Willie Watson – Tickets – Doug Fir Lounge – Portland, OR – September 17th, 2017

Willie Watson

Folk singer with an old soul

Willie Watson

Bedouine

September, 17th, 2017

Doors: 8:00 pm / Show: 9:00 pm

$20.00 - $23.00

This event is 21 and over

Willie Watson
Willie Watson
Acony Records proudly presents Folksinger Vol. 2, the highly anticipated second solo album from folk artist Willie Watson. Produced by David Rawlings and recorded on analog tape at Woodland Sound Studios in Nashville, Tennessee, the album features eleven songs unearthed from the canon of American folk music and brought to light by Willie’s remarkable voice and wise beyond his years performances. Special guest appearances by the Fairfield Four, Gillian Welch, Morgan Jahnig and Paul Kowert round out the arrangements on this stunning sophomore collection.
Bedouine
Bedouine
Like her name implies, Bedouine's music has a nomadic heart. Sweeping, hypnotic. Esoteric yet familiar. It is untethered to place because its home is everywhere.

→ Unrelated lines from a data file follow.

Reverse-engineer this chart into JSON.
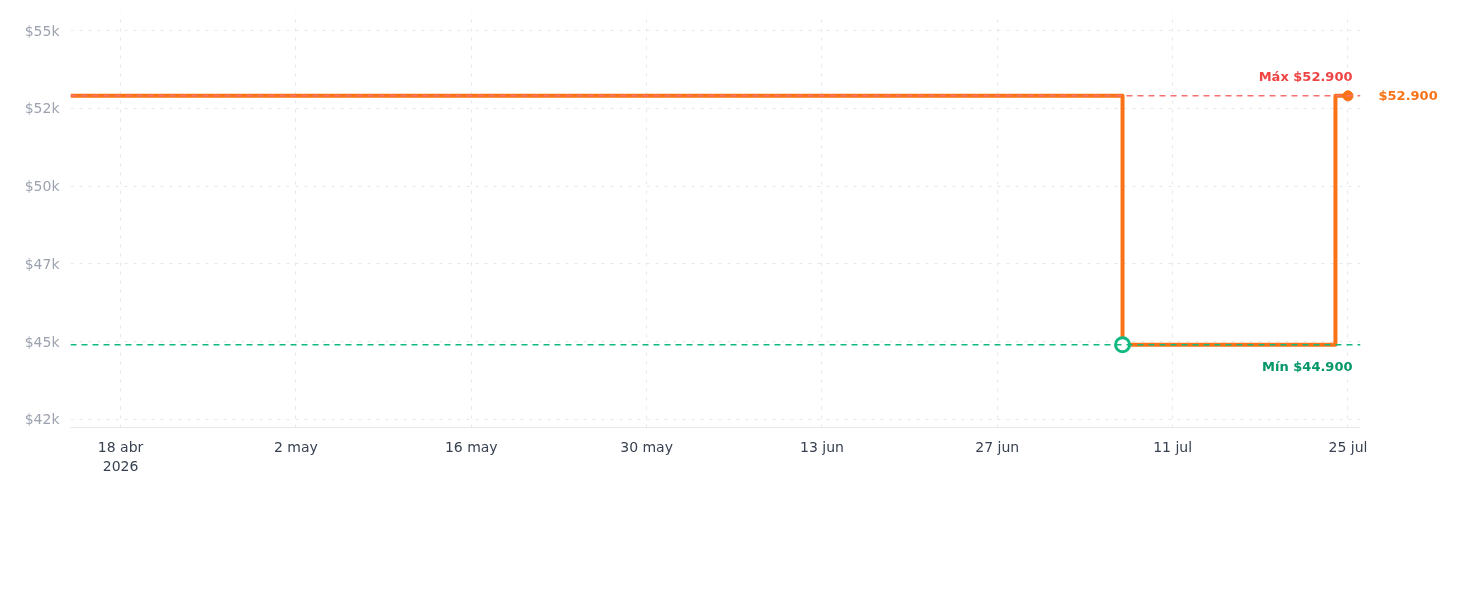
{
  "chart_data": {
    "type": "step",
    "x": [
      "2026-04-14",
      "2026-07-07",
      "2026-07-24",
      "2026-07-25"
    ],
    "series": [
      {
        "color": "#f97316",
        "values": [
          52900,
          44900,
          52900,
          52900
        ]
      }
    ],
    "xlim": [
      "2026-04-14",
      "2026-07-26"
    ],
    "xticks": [
      {
        "value": "2026-04-18",
        "label": "18 abr\n2026"
      },
      {
        "value": "2026-05-02",
        "label": "2 may"
      },
      {
        "value": "2026-05-16",
        "label": "16 may"
      },
      {
        "value": "2026-05-30",
        "label": "30 may"
      },
      {
        "value": "2026-06-13",
        "label": "13 jun"
      },
      {
        "value": "2026-06-27",
        "label": "27 jun"
      },
      {
        "value": "2026-07-11",
        "label": "11 jul"
      },
      {
        "value": "2026-07-25",
        "label": "25 jul"
      }
    ],
    "ylim": [
      42240,
      55580
    ],
    "yticks": [
      {
        "value": 42500,
        "label": "$42k"
      },
      {
        "value": 45000,
        "label": "$45k"
      },
      {
        "value": 47500,
        "label": "$47k"
      },
      {
        "value": 50000,
        "label": "$50k"
      },
      {
        "value": 52500,
        "label": "$52k"
      },
      {
        "value": 55000,
        "label": "$55k"
      }
    ],
    "grid": true,
    "ref_lines": [
      {
        "axis": "y",
        "value": 52900,
        "label": "Máx $52.900",
        "color": "#f87171",
        "line_style": "dashed"
      },
      {
        "axis": "y",
        "value": 44900,
        "label": "Mín $44.900",
        "color": "#10b981",
        "line_style": "dashed"
      }
    ],
    "annotations": [
      {
        "text": "$52.900",
        "x": "2026-07-25",
        "y": 52900
      }
    ]
  }
}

Bedouine's sound is for the modern cyber gypsy, dipping a curious toe in the swaying Mediterranean before caravaning for weeks across the deserts of the Middle East, and finally catching a redeye back to L.A. for a pre-dawn Southern California stroll.

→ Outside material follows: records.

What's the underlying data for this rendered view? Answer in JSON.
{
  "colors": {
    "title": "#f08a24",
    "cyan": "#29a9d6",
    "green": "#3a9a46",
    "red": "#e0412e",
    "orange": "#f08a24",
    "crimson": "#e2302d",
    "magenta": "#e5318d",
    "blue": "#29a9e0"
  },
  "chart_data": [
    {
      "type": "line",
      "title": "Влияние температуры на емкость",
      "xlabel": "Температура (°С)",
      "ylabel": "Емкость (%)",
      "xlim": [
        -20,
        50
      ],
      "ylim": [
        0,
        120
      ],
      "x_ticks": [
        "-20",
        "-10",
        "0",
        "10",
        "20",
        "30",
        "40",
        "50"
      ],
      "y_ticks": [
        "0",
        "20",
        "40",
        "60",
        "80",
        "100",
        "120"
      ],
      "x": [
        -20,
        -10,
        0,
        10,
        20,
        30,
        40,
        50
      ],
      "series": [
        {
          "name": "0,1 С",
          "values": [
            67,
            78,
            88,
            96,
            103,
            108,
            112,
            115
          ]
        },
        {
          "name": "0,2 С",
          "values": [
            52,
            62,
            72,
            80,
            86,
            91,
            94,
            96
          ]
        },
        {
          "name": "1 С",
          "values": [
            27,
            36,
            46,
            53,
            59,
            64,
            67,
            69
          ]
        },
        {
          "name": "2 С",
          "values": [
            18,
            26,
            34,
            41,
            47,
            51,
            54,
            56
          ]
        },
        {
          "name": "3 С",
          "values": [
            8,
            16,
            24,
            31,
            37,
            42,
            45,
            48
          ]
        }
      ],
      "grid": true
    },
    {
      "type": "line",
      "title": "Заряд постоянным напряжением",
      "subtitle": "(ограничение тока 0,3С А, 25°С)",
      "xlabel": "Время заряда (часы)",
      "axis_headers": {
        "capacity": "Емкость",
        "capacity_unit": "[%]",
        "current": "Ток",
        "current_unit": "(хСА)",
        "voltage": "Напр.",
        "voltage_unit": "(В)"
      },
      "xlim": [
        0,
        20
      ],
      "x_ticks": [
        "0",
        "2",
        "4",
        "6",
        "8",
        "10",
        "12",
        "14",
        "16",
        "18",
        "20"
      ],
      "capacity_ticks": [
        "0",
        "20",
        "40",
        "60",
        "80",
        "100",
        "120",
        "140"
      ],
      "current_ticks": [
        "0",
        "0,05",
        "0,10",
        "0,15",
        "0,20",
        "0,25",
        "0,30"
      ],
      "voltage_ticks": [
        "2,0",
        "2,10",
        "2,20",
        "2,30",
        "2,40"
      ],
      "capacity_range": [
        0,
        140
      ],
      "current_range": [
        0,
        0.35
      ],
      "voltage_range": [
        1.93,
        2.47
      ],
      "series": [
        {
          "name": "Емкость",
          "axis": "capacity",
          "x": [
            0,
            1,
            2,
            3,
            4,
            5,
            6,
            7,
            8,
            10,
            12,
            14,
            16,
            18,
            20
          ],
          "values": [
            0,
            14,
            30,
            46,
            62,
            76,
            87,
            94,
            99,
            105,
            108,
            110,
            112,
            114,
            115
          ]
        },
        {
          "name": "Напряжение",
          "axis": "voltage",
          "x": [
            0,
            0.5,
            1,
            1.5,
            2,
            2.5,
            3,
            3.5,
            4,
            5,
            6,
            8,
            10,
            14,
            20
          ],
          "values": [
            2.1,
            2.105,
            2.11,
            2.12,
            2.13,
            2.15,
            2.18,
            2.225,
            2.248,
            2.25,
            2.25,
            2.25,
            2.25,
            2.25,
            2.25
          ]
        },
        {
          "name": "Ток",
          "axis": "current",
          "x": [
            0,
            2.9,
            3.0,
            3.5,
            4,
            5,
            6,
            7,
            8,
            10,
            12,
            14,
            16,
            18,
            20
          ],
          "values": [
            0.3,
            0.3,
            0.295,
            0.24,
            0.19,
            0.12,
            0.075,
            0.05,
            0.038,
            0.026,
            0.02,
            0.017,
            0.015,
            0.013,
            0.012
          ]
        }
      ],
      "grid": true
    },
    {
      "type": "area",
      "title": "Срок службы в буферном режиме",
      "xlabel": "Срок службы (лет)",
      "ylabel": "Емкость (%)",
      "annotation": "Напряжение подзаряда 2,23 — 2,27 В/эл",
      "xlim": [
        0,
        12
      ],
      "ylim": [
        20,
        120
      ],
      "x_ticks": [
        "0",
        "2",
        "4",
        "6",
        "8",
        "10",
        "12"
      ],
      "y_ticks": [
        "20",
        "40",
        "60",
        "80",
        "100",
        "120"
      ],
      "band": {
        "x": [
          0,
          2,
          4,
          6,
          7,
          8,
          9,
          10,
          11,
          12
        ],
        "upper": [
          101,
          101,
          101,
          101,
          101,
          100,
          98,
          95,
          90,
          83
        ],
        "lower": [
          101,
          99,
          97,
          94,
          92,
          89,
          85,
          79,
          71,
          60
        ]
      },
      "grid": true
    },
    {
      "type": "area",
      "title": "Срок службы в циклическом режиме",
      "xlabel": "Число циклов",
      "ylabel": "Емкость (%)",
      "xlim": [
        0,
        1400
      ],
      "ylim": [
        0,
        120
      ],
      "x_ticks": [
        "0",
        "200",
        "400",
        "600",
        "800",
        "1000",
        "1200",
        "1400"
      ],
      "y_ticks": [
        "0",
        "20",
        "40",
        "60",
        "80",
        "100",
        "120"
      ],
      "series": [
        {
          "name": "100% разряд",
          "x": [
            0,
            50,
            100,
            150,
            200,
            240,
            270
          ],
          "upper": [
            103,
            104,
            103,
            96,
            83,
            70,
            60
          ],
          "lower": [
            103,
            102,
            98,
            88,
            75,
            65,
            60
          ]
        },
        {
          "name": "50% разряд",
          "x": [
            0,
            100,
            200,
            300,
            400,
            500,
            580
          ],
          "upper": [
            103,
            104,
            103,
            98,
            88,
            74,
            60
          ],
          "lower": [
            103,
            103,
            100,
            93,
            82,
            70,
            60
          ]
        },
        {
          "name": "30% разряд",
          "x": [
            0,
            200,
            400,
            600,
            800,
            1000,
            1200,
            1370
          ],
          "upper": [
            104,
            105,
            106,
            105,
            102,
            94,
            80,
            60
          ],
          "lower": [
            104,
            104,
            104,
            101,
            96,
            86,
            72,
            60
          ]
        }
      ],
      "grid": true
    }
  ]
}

"It's in my roots," Bedouine says over a tenuous Skype connection from Saudi Arabia. "I love exploring different places and sounds. My childhood was this amalgamation of different cultures, so I've never really belonged to a particular place. But being nomadic can be a beautiful thing if you're accepting of it -- not knowing exactly what you're doing or where you're going, but with conviction. Being experimental, even with your intentions."

An outsider and an introvert, Bedouine prefers anonymity but loves making music enough to share hers with anyone willing to listen -- even if it means confronting her fears. An aversion to the spotlight led her away from the stage for several years, where she worked from the shadows, composing music for independent films and art installations until something unexpected happened -- she wound up in Los Angeles and experienced the opposite of the cliché.

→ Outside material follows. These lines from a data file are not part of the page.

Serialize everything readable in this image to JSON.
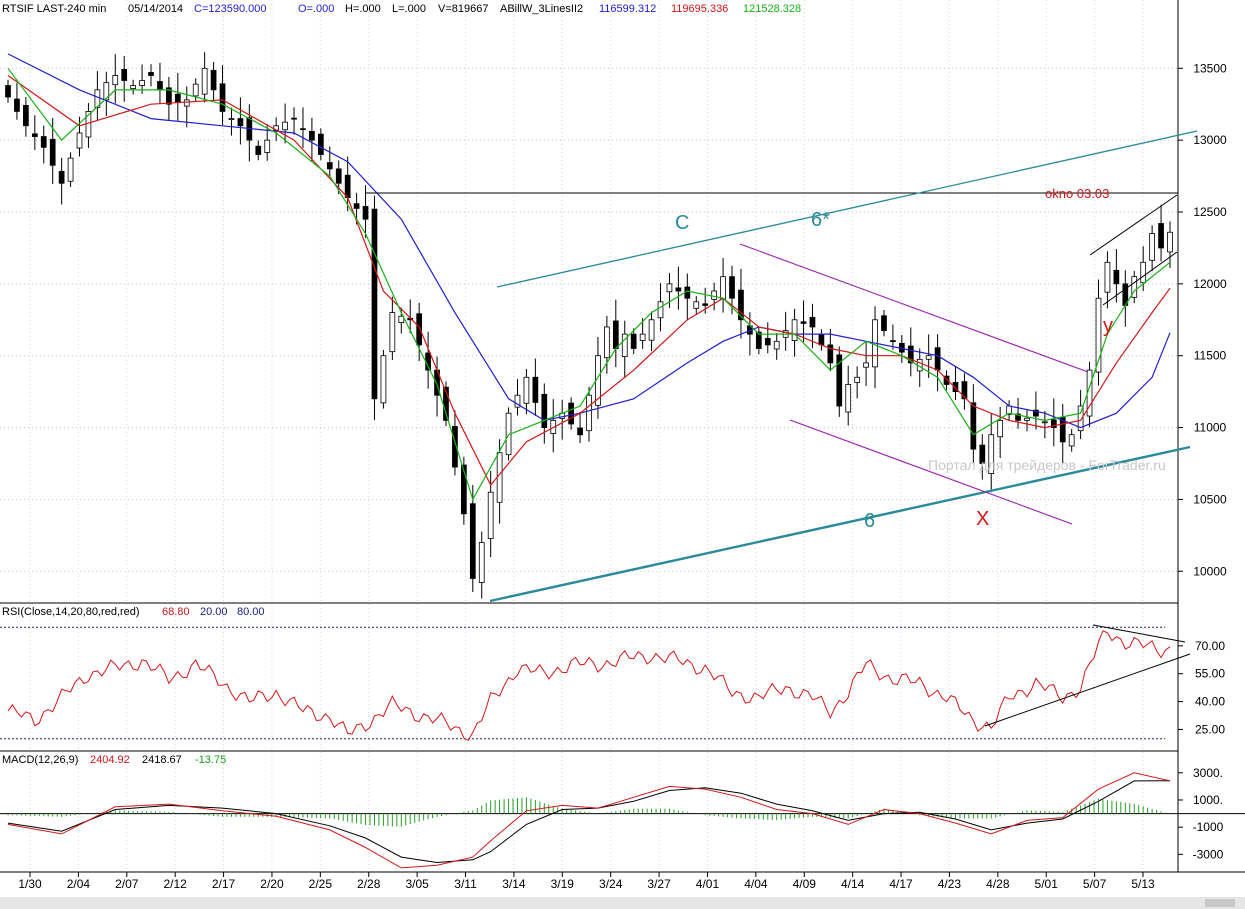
{
  "header": {
    "symbol": "RTSIF LAST-240 min",
    "date": "05/14/2014",
    "close": "C=123590.000",
    "open": "O=.000",
    "high": "H=.000",
    "low": "L=.000",
    "volume": "V=819667",
    "indicator": "ABillW_3LinesII2",
    "ma1": "116599.312",
    "ma2": "119695.336",
    "ma3": "121528.328"
  },
  "colors": {
    "ma_slow": "#1f1fd0",
    "ma_mid": "#d01818",
    "ma_fast": "#18b018",
    "channel": "#2a8a9a",
    "wedge": "#9a20b0",
    "label_red": "#d01818",
    "rsi": "#d01818",
    "macd": "#d01818",
    "signal": "#000000",
    "histogram": "#2a9a2a",
    "guide": "#202080"
  },
  "annotations": {
    "label_c": "C",
    "label_6star": "6*",
    "label_6": "6",
    "label_x": "X",
    "label_y": "y",
    "okno": "okno 03.03",
    "watermark": "Портал для трейдеров - ForTrader.ru"
  },
  "rsi_header": {
    "title": "RSI(Close,14,20,80,red,red)",
    "value": "68.80",
    "low": "20.00",
    "high": "80.00"
  },
  "macd_header": {
    "title": "MACD(12,26,9)",
    "macd": "2404.92",
    "signal": "2418.67",
    "hist": "-13.75"
  },
  "chart_data": [
    {
      "type": "candlestick",
      "ylim": [
        98000,
        138500
      ],
      "y_ticks": [
        "13500",
        "13000",
        "12500",
        "12000",
        "11500",
        "11000",
        "10500",
        "10000"
      ],
      "y_tick_values": [
        135000,
        130000,
        125000,
        120000,
        115000,
        110000,
        105000,
        100000
      ],
      "x_ticks": [
        "1/30",
        "2/04",
        "2/07",
        "2/12",
        "2/17",
        "2/20",
        "2/25",
        "2/28",
        "3/05",
        "3/11",
        "3/14",
        "3/19",
        "3/24",
        "3/27",
        "4/01",
        "4/04",
        "4/09",
        "4/14",
        "4/17",
        "4/23",
        "4/28",
        "5/01",
        "5/07",
        "5/13"
      ],
      "close_path": [
        [
          0,
          133000
        ],
        [
          2,
          131000
        ],
        [
          4,
          129500
        ],
        [
          6,
          127000
        ],
        [
          8,
          130500
        ],
        [
          10,
          133500
        ],
        [
          12,
          134500
        ],
        [
          14,
          133800
        ],
        [
          16,
          134500
        ],
        [
          18,
          132500
        ],
        [
          20,
          132800
        ],
        [
          22,
          135000
        ],
        [
          24,
          132000
        ],
        [
          26,
          131000
        ],
        [
          28,
          129000
        ],
        [
          30,
          131000
        ],
        [
          32,
          131500
        ],
        [
          34,
          130000
        ],
        [
          36,
          128000
        ],
        [
          38,
          126000
        ],
        [
          40,
          124500
        ],
        [
          41,
          112000
        ],
        [
          43,
          118000
        ],
        [
          45,
          117500
        ],
        [
          47,
          114000
        ],
        [
          49,
          110500
        ],
        [
          51,
          104000
        ],
        [
          52,
          99500
        ],
        [
          53,
          102000
        ],
        [
          54,
          105500
        ],
        [
          56,
          111000
        ],
        [
          58,
          113500
        ],
        [
          60,
          110000
        ],
        [
          62,
          111000
        ],
        [
          64,
          109500
        ],
        [
          66,
          115000
        ],
        [
          67,
          117000
        ],
        [
          68,
          115500
        ],
        [
          69,
          116500
        ],
        [
          70,
          115500
        ],
        [
          72,
          117500
        ],
        [
          74,
          120000
        ],
        [
          76,
          119000
        ],
        [
          78,
          118500
        ],
        [
          80,
          120500
        ],
        [
          82,
          117500
        ],
        [
          84,
          115500
        ],
        [
          86,
          116000
        ],
        [
          88,
          117500
        ],
        [
          90,
          117000
        ],
        [
          92,
          114500
        ],
        [
          93,
          111500
        ],
        [
          94,
          113000
        ],
        [
          95,
          113500
        ],
        [
          96,
          114500
        ],
        [
          97,
          117500
        ],
        [
          99,
          116000
        ],
        [
          101,
          114500
        ],
        [
          103,
          115000
        ],
        [
          105,
          113000
        ],
        [
          107,
          112000
        ],
        [
          108,
          108500
        ],
        [
          109,
          107500
        ],
        [
          110,
          109500
        ],
        [
          112,
          111500
        ],
        [
          113,
          110500
        ],
        [
          115,
          110800
        ],
        [
          117,
          110000
        ],
        [
          118,
          109000
        ],
        [
          119,
          109500
        ],
        [
          120,
          111500
        ],
        [
          121,
          114000
        ],
        [
          122,
          119000
        ],
        [
          123,
          121500
        ],
        [
          124,
          120000
        ],
        [
          125,
          118500
        ],
        [
          126,
          120500
        ],
        [
          127,
          121500
        ],
        [
          128,
          123500
        ],
        [
          129,
          122500
        ],
        [
          130,
          123590
        ]
      ],
      "ma_slow_path": [
        [
          0,
          136000
        ],
        [
          8,
          133500
        ],
        [
          16,
          131500
        ],
        [
          24,
          131000
        ],
        [
          32,
          130500
        ],
        [
          38,
          128500
        ],
        [
          44,
          124500
        ],
        [
          50,
          118000
        ],
        [
          56,
          112000
        ],
        [
          60,
          110500
        ],
        [
          64,
          111000
        ],
        [
          70,
          112000
        ],
        [
          76,
          114500
        ],
        [
          80,
          116000
        ],
        [
          84,
          117000
        ],
        [
          88,
          116500
        ],
        [
          92,
          116500
        ],
        [
          96,
          116000
        ],
        [
          100,
          115500
        ],
        [
          104,
          115000
        ],
        [
          108,
          113500
        ],
        [
          112,
          111500
        ],
        [
          116,
          111000
        ],
        [
          120,
          110000
        ],
        [
          124,
          111000
        ],
        [
          128,
          113500
        ],
        [
          130,
          116600
        ]
      ],
      "ma_mid_path": [
        [
          0,
          134500
        ],
        [
          8,
          131000
        ],
        [
          16,
          132500
        ],
        [
          24,
          132800
        ],
        [
          32,
          130000
        ],
        [
          38,
          126000
        ],
        [
          42,
          119500
        ],
        [
          46,
          117000
        ],
        [
          50,
          111000
        ],
        [
          54,
          106000
        ],
        [
          58,
          109000
        ],
        [
          64,
          111000
        ],
        [
          70,
          114000
        ],
        [
          76,
          117500
        ],
        [
          80,
          119000
        ],
        [
          84,
          117000
        ],
        [
          88,
          116500
        ],
        [
          92,
          115500
        ],
        [
          96,
          115000
        ],
        [
          100,
          115000
        ],
        [
          104,
          114000
        ],
        [
          108,
          111500
        ],
        [
          112,
          110500
        ],
        [
          116,
          110000
        ],
        [
          120,
          110500
        ],
        [
          124,
          114500
        ],
        [
          128,
          118000
        ],
        [
          130,
          119700
        ]
      ],
      "ma_fast_path": [
        [
          0,
          135000
        ],
        [
          6,
          130000
        ],
        [
          12,
          133500
        ],
        [
          18,
          133500
        ],
        [
          24,
          132500
        ],
        [
          30,
          130500
        ],
        [
          36,
          127500
        ],
        [
          40,
          123500
        ],
        [
          44,
          118000
        ],
        [
          48,
          113000
        ],
        [
          52,
          105000
        ],
        [
          56,
          109500
        ],
        [
          60,
          110500
        ],
        [
          64,
          111500
        ],
        [
          68,
          115500
        ],
        [
          72,
          118000
        ],
        [
          76,
          119500
        ],
        [
          80,
          119000
        ],
        [
          84,
          116500
        ],
        [
          88,
          116500
        ],
        [
          92,
          114000
        ],
        [
          96,
          116000
        ],
        [
          100,
          115000
        ],
        [
          104,
          113500
        ],
        [
          108,
          109500
        ],
        [
          112,
          111000
        ],
        [
          116,
          110500
        ],
        [
          120,
          111000
        ],
        [
          123,
          116500
        ],
        [
          126,
          119500
        ],
        [
          130,
          121500
        ]
      ]
    },
    {
      "type": "line",
      "title": "RSI(Close,14,20,80,red,red)",
      "ylim": [
        15,
        85
      ],
      "y_ticks": [
        "70.00",
        "55.00",
        "40.00",
        "25.00"
      ],
      "y_tick_values": [
        70,
        55,
        40,
        25
      ],
      "guides": [
        20,
        80
      ],
      "values_path": [
        [
          0,
          35
        ],
        [
          3,
          30
        ],
        [
          6,
          42
        ],
        [
          9,
          55
        ],
        [
          12,
          58
        ],
        [
          15,
          62
        ],
        [
          18,
          52
        ],
        [
          21,
          60
        ],
        [
          24,
          50
        ],
        [
          27,
          40
        ],
        [
          30,
          45
        ],
        [
          33,
          35
        ],
        [
          36,
          32
        ],
        [
          38,
          22
        ],
        [
          40,
          28
        ],
        [
          43,
          38
        ],
        [
          46,
          33
        ],
        [
          49,
          28
        ],
        [
          52,
          22
        ],
        [
          54,
          40
        ],
        [
          57,
          58
        ],
        [
          60,
          55
        ],
        [
          63,
          60
        ],
        [
          66,
          60
        ],
        [
          69,
          63
        ],
        [
          72,
          65
        ],
        [
          75,
          62
        ],
        [
          78,
          58
        ],
        [
          81,
          45
        ],
        [
          84,
          42
        ],
        [
          87,
          48
        ],
        [
          90,
          42
        ],
        [
          92,
          35
        ],
        [
          94,
          45
        ],
        [
          96,
          60
        ],
        [
          99,
          52
        ],
        [
          102,
          50
        ],
        [
          105,
          42
        ],
        [
          108,
          30
        ],
        [
          110,
          26
        ],
        [
          112,
          42
        ],
        [
          115,
          50
        ],
        [
          118,
          42
        ],
        [
          120,
          48
        ],
        [
          122,
          70
        ],
        [
          123,
          78
        ],
        [
          125,
          72
        ],
        [
          127,
          70
        ],
        [
          129,
          68
        ],
        [
          130,
          68.8
        ]
      ]
    },
    {
      "type": "line",
      "title": "MACD(12,26,9)",
      "ylim": [
        -4300,
        3500
      ],
      "y_ticks": [
        "3000.",
        "1000.",
        "-1000",
        "-3000"
      ],
      "y_tick_values": [
        3000,
        1000,
        -1000,
        -3000
      ],
      "macd_path": [
        [
          0,
          -800
        ],
        [
          6,
          -1500
        ],
        [
          12,
          500
        ],
        [
          18,
          700
        ],
        [
          24,
          200
        ],
        [
          30,
          -200
        ],
        [
          36,
          -1200
        ],
        [
          40,
          -2500
        ],
        [
          44,
          -4000
        ],
        [
          48,
          -3800
        ],
        [
          52,
          -3200
        ],
        [
          54,
          -2000
        ],
        [
          58,
          200
        ],
        [
          62,
          600
        ],
        [
          66,
          400
        ],
        [
          70,
          1200
        ],
        [
          74,
          2000
        ],
        [
          78,
          1800
        ],
        [
          82,
          1200
        ],
        [
          86,
          300
        ],
        [
          90,
          0
        ],
        [
          94,
          -800
        ],
        [
          98,
          300
        ],
        [
          102,
          0
        ],
        [
          106,
          -700
        ],
        [
          110,
          -1500
        ],
        [
          114,
          -500
        ],
        [
          118,
          -300
        ],
        [
          122,
          1800
        ],
        [
          126,
          3000
        ],
        [
          130,
          2400
        ]
      ],
      "signal_path": [
        [
          0,
          -700
        ],
        [
          6,
          -1300
        ],
        [
          12,
          300
        ],
        [
          18,
          600
        ],
        [
          24,
          400
        ],
        [
          30,
          0
        ],
        [
          36,
          -900
        ],
        [
          40,
          -1800
        ],
        [
          44,
          -3200
        ],
        [
          48,
          -3600
        ],
        [
          52,
          -3400
        ],
        [
          54,
          -2800
        ],
        [
          58,
          -800
        ],
        [
          62,
          300
        ],
        [
          66,
          400
        ],
        [
          70,
          900
        ],
        [
          74,
          1700
        ],
        [
          78,
          1900
        ],
        [
          82,
          1500
        ],
        [
          86,
          700
        ],
        [
          90,
          200
        ],
        [
          94,
          -500
        ],
        [
          98,
          0
        ],
        [
          102,
          100
        ],
        [
          106,
          -400
        ],
        [
          110,
          -1200
        ],
        [
          114,
          -700
        ],
        [
          118,
          -400
        ],
        [
          122,
          900
        ],
        [
          126,
          2400
        ],
        [
          130,
          2418
        ]
      ]
    }
  ]
}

"The joy I get from making music has nothing to do with any kind of recognition," Bedouine says, "so when I moved to L.A., I had no intention of pursuing music as a career. But then I started meeting so many inspiring people -- talented musicians who were living these double lives, going out on the road with successful bands and playing stadiums, and then coming home to this amazing scene and playing all these great little clubs and bars. It made the idea of starting over with my music less intimidating, and it made me more comfortable with the idea of performing. L.A. actually made me less jaded."

She soon fell in with the tight-knit community of performers in her Echo Park neighborhood, spending nights trading songs and listening to records with some of L.A.'s best underground artists. "One of my favorite ways to hang out with people," Bedouine says, "is to take turns listening to each other's music, bouncing ideas back and forth."

It was on just such a night that she met collaborator Jake Blanton (The Killers, Father John Misty, Jenny O.), with whom she would record the songs for her new self-titled EP.

The two co-wrote "The City," and put together a short yet memorable set of songs propelled by insistent, mesmerizing beats, and anchored by chiming guitar, daydreamy piano and above all, Bedouine's unforgettable voice. Impressionistic, her languid vocals swirl into the ether, another color in the palette, another instrument in the band. Her words roll soft off the tongue, careful brushstrokes, oil paint swept across a canvas. The music is beautiful and striking, always revelling quietly in its search for some enigmatic unknown just out of reach. There is no ego here, no filter between Bedouine's heart and her songs.